<380>BILVESÉE.

Ce ne serait pas tant mal, ma mie. (Il approche de madame Argan et lui dit d'un ton précieux.) Je bénis le jour, ce jour que j'ai tant souhaité, ce jour qui s'est si fort fait attendre, le plus beau jour de ma vie, ô rare et gentille merveille! où j'ai le bonheur de voir en personne ce bel astre dont la renommée a répandu l'éclat des charmes dans toute notre université. Oui, mademoiselle, vos divins attraits font tant de bruit, qu'on ne sait si l'on doit vous comparer à la belle Hélène, à Rosemonde, ou à la belle Maguelonne. Banisea n'était pas digne de vous délier les souliers, et le prince Scandor,a en vous voyant, aurait fait une infidélité à sa princesse.
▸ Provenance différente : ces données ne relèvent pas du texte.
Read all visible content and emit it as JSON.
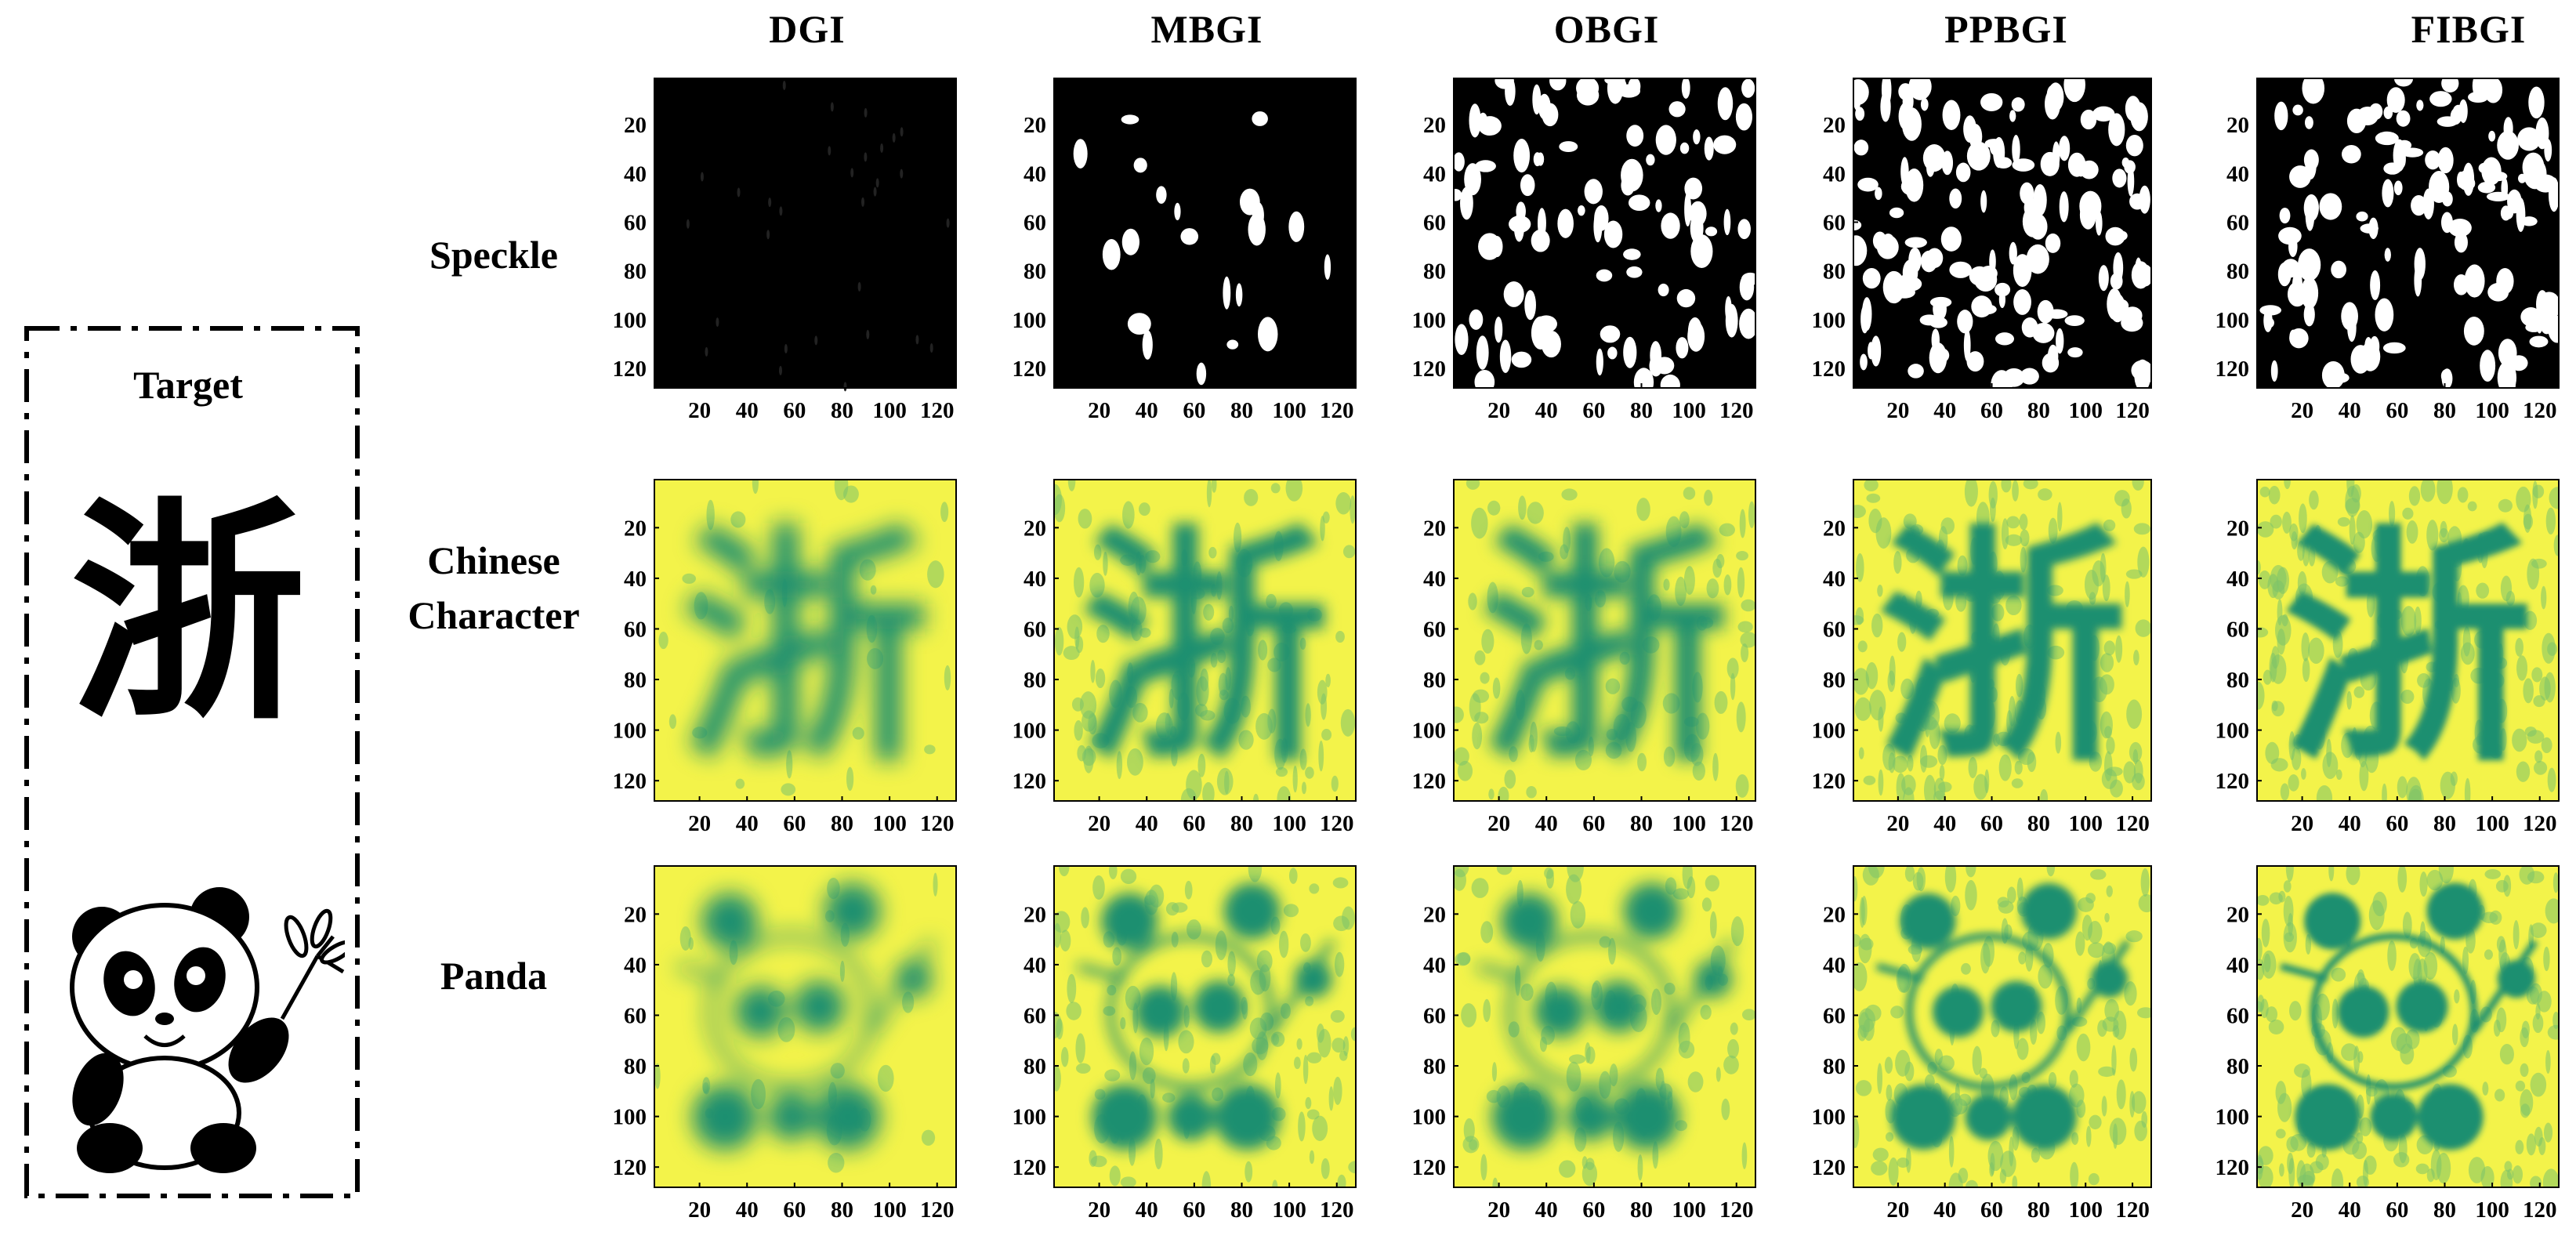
{
  "columns": [
    "DGI",
    "MBGI",
    "OBGI",
    "PPBGI",
    "FIBGI"
  ],
  "rows": [
    "Speckle",
    "Chinese\nCharacter",
    "Panda"
  ],
  "row_labels": {
    "speckle": "Speckle",
    "chinese_1": "Chinese",
    "chinese_2": "Character",
    "panda": "Panda"
  },
  "target": {
    "title": "Target",
    "char": "浙"
  },
  "axes": {
    "x_ticks": [
      "20",
      "40",
      "60",
      "80",
      "100",
      "120"
    ],
    "y_ticks": [
      "20",
      "40",
      "60",
      "80",
      "100",
      "120"
    ],
    "range": [
      1,
      128
    ]
  },
  "colors": {
    "speckle_bg": "#000000",
    "speckle_fg": "#ffffff",
    "recon_low": "#1f8f70",
    "recon_high": "#f3f34a"
  }
}
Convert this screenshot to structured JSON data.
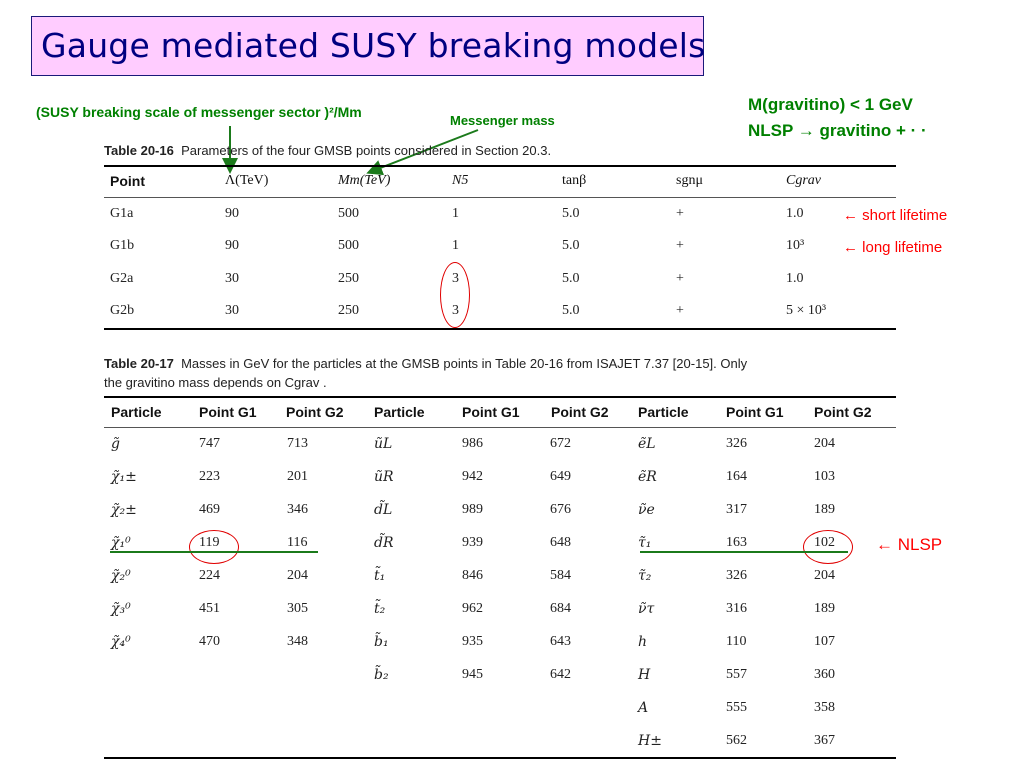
{
  "title": "Gauge mediated SUSY breaking models",
  "annotations": {
    "scale_label": "(SUSY breaking scale of messenger sector )²/Mm",
    "messenger_mass": "Messenger mass",
    "gravitino_mass": "M(gravitino) < 1 GeV",
    "nlsp_decay": "NLSP → gravitino + · ·",
    "short_lifetime": "← short lifetime",
    "long_lifetime": "← long lifetime",
    "nlsp": "← NLSP"
  },
  "table1": {
    "caption_num": "Table 20-16",
    "caption_text": "Parameters of the four GMSB points considered in Section 20.3.",
    "headers": [
      "Point",
      "Λ(TeV)",
      "Mm(TeV)",
      "N5",
      "tanβ",
      "sgnμ",
      "Cgrav"
    ],
    "rows": [
      [
        "G1a",
        "90",
        "500",
        "1",
        "5.0",
        "+",
        "1.0"
      ],
      [
        "G1b",
        "90",
        "500",
        "1",
        "5.0",
        "+",
        "10³"
      ],
      [
        "G2a",
        "30",
        "250",
        "3",
        "5.0",
        "+",
        "1.0"
      ],
      [
        "G2b",
        "30",
        "250",
        "3",
        "5.0",
        "+",
        "5 × 10³"
      ]
    ]
  },
  "table2": {
    "caption_num": "Table 20-17",
    "caption_text1": "Masses in GeV for the particles at the GMSB points in Table 20-16 from ISAJET 7.37 [20-15]. Only",
    "caption_text2": "the gravitino mass depends on Cgrav .",
    "headers": [
      "Particle",
      "Point G1",
      "Point G2",
      "Particle",
      "Point G1",
      "Point G2",
      "Particle",
      "Point G1",
      "Point G2"
    ],
    "col1": [
      [
        "g̃",
        "747",
        "713"
      ],
      [
        "χ̃₁±",
        "223",
        "201"
      ],
      [
        "χ̃₂±",
        "469",
        "346"
      ],
      [
        "χ̃₁⁰",
        "119",
        "116"
      ],
      [
        "χ̃₂⁰",
        "224",
        "204"
      ],
      [
        "χ̃₃⁰",
        "451",
        "305"
      ],
      [
        "χ̃₄⁰",
        "470",
        "348"
      ]
    ],
    "col2": [
      [
        "ũL",
        "986",
        "672"
      ],
      [
        "ũR",
        "942",
        "649"
      ],
      [
        "d̃L",
        "989",
        "676"
      ],
      [
        "d̃R",
        "939",
        "648"
      ],
      [
        "t̃₁",
        "846",
        "584"
      ],
      [
        "t̃₂",
        "962",
        "684"
      ],
      [
        "b̃₁",
        "935",
        "643"
      ],
      [
        "b̃₂",
        "945",
        "642"
      ]
    ],
    "col3": [
      [
        "ẽL",
        "326",
        "204"
      ],
      [
        "ẽR",
        "164",
        "103"
      ],
      [
        "ν̃e",
        "317",
        "189"
      ],
      [
        "τ̃₁",
        "163",
        "102"
      ],
      [
        "τ̃₂",
        "326",
        "204"
      ],
      [
        "ν̃τ",
        "316",
        "189"
      ],
      [
        "h",
        "110",
        "107"
      ],
      [
        "H",
        "557",
        "360"
      ],
      [
        "A",
        "555",
        "358"
      ],
      [
        "H±",
        "562",
        "367"
      ]
    ]
  },
  "colors": {
    "accent_green": "#008000",
    "accent_red": "#ff0000",
    "title_bg": "#ffccff",
    "title_text": "#000080"
  }
}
(Mondor fait de terribles éclats de rire.)

BILVESÉE, continue.

C'est apparemment votre bouffon, mademoiselle, que ce rieur?

MADAME ARGAN.

Monsieur, vous vous trompez.

BILVESÉE.

Oui, ma princesse, si ce rieur ne m'eût interrompu, mon compliment aurait été plus long. Vous y perdez beaucoup.

MADAME ARGAN.

Monsieur ....

BILVESÉE.

J'ai passé pour le plus galant de toute l'université. (Mondor rit encore.)


a Banise et Scandor sont les principaux personnages du roman allemand Die Asiatische Banise, par Henri-Anselme de Zigler et Kliphausen. Leipzig, 1688. Voyez la lettre du baron de Grimm au Roi, du 29 juin 1781.